Esta fue la primera vez que no recibimos al año nuevo juntos, desde que él regresó me pediste que no llegáramos a ciertas horas, “porque es tu hijo y no querías que le pusiera malas caras”. Todavía debía seguir sonriendo como durante estos veinte años, en que no ha hecho nada más que apuñalarme por la espalda.
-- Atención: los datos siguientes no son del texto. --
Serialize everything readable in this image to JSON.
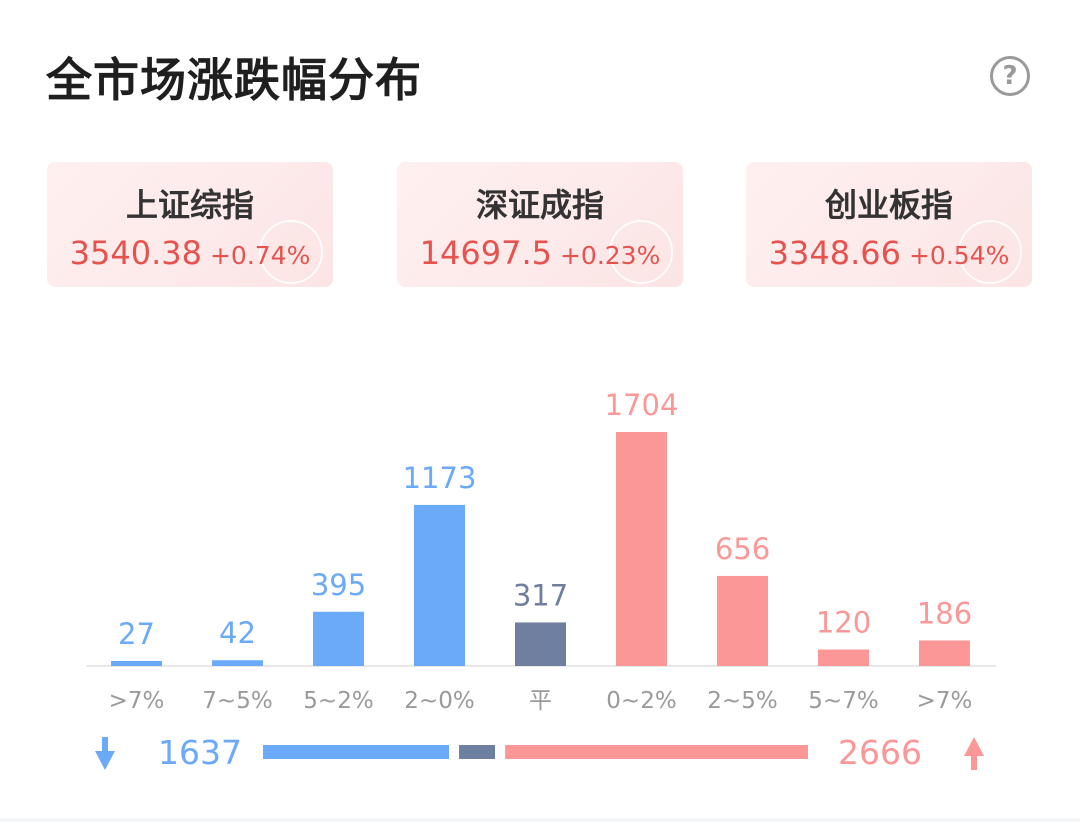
{
  "header": {
    "title": "全市场涨跌幅分布",
    "help_icon": "?"
  },
  "indices": [
    {
      "name": "上证综指",
      "value": "3540.38",
      "change": "+0.74%"
    },
    {
      "name": "深证成指",
      "value": "14697.5",
      "change": "+0.23%"
    },
    {
      "name": "创业板指",
      "value": "3348.66",
      "change": "+0.54%"
    }
  ],
  "colors": {
    "down": "#6aaaf9",
    "flat": "#6f7f9f",
    "up": "#fc9797",
    "label": "#9a9a9a"
  },
  "chart_data": {
    "type": "bar",
    "categories": [
      ">7%",
      "7~5%",
      "5~2%",
      "2~0%",
      "平",
      "0~2%",
      "2~5%",
      "5~7%",
      ">7%"
    ],
    "values": [
      27,
      42,
      395,
      1173,
      317,
      1704,
      656,
      120,
      186
    ],
    "groups": [
      "down",
      "down",
      "down",
      "down",
      "flat",
      "up",
      "up",
      "up",
      "up"
    ],
    "summary": {
      "down_total": "1637",
      "up_total": "2666"
    }
  }
}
Te adoro, abuela; pero ya me cansé, tiro la venda, no la quiero en los ojos ni como mordaza, por eso te digo aquí algunas de las cosas que oí y vi. Me doy cuenta  de que esto nos aleja, me siento como una barca que se aleja ineludiblemente de la playa. Quité la costra para curar esta infección, quiero dejar de matar en sueños, quiero no sentir culpa por haber callado, por eso ahora te lo repito, te lo intenté explicar cuando salió el caso y te indignaste, diciendo que cómo era posible que desconfiara de él de esa forma. No es desconfianza, se llama certeza, se llama rencor porque nadie tiene derecho a hacer lo que él hizo con mi cuerpo, se llama rabia porque me hizo sentir culpable todo este tiempo, yo sólo tenía cuatro años, qué más podía sentir que esa sensación de pena. Pero supongo que saberlo no te servirá de nada, porque en el fondo creo que siempre has sabido todas estas cosas, me niego a creer que seas tan ciega,  quizá prefieres  negarlas. Te juro que no quería decírtelo todo,  te juro que no quiero juzgarte, ni que sientas culpa. Yo no quería que esto pasara y menos que el círculo se cerrara de esta forma, pero prefiero echar alcohol sobre la herida para curarla, aunque me arda.